Warnings for die-hard fans aside, this is still a good piece of sci-fi, with enough clever moments, and more than enough epic death defying battles to satiate any geek’s appetite. The pace is frenetic and some of the visuals simply superb.
We are even left wondering what could have been had the SyFy channel picked it up for a series. At various points it shows its bloodline as being that of a truly great sci-fi series and hints of the epicness that it held at its core. Certainly towards the end, you are left with a more complex Adama (a very central character in the original, for any Battlestar virgins around here) than you started with. There are glimpses of where the writers were heading for and how the show could have done amazing things with so much more material and scope available, than was available with the original. This is not to mention the immense amount that was being achieved in Blood and Chrome, with its hybrid CGI/physical sets and stunning digital visuals.
The whole 90 minutes is theoretically now up for viewing, over at Machinma Prime for most parts of the world. However as our readers pointed out (thanks kevin_watters, and apologies for not picking this up ourselves) this excludes Australians.
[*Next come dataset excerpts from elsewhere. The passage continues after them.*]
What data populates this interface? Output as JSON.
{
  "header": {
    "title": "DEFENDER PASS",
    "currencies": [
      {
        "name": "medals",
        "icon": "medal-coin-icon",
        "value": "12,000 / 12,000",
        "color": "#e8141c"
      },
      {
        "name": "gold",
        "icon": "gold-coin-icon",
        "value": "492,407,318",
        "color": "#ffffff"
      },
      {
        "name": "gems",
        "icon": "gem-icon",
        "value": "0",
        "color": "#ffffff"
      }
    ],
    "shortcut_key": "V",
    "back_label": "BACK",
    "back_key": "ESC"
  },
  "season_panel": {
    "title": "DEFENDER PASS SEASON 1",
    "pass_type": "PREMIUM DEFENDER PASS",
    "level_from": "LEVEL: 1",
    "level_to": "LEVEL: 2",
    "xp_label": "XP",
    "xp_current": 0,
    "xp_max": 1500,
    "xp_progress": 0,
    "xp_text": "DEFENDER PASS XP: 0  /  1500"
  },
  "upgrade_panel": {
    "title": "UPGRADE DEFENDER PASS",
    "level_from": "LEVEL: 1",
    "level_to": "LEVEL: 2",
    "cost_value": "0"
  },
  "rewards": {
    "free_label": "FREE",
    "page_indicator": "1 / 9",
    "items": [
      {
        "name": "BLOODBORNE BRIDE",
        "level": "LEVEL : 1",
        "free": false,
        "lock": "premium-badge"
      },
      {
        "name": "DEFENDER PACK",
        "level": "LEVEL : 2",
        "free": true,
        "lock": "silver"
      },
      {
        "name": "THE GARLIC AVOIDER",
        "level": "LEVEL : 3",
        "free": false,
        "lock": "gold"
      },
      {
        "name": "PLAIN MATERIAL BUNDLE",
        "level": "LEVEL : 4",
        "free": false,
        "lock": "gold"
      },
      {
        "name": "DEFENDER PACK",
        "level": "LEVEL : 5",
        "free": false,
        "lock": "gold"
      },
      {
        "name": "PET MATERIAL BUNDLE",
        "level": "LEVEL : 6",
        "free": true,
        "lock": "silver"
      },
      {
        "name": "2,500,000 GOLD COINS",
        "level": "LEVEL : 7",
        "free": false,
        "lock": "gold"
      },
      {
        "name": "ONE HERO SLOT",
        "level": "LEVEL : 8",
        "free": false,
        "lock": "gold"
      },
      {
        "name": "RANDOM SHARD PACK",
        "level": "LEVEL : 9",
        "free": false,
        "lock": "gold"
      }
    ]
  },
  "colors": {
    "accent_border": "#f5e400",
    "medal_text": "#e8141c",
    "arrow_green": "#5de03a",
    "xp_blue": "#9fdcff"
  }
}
Thankfully we of course know a couple of tricks, so here are direct links that avoid all that regional discrimination business.
Atomic has also heard reports about Torrents and Usenet files that avoid ads and splitting the video into five parts – but we’ll leave that to each person. An ‘uncut and uncensored’ version will air in February 2013 and be available for digital download or Blu-Ray. But hey, it’s the holiday season – if the urge takes you, why not just watch it now? If you are a fan you can always enjoy it again later.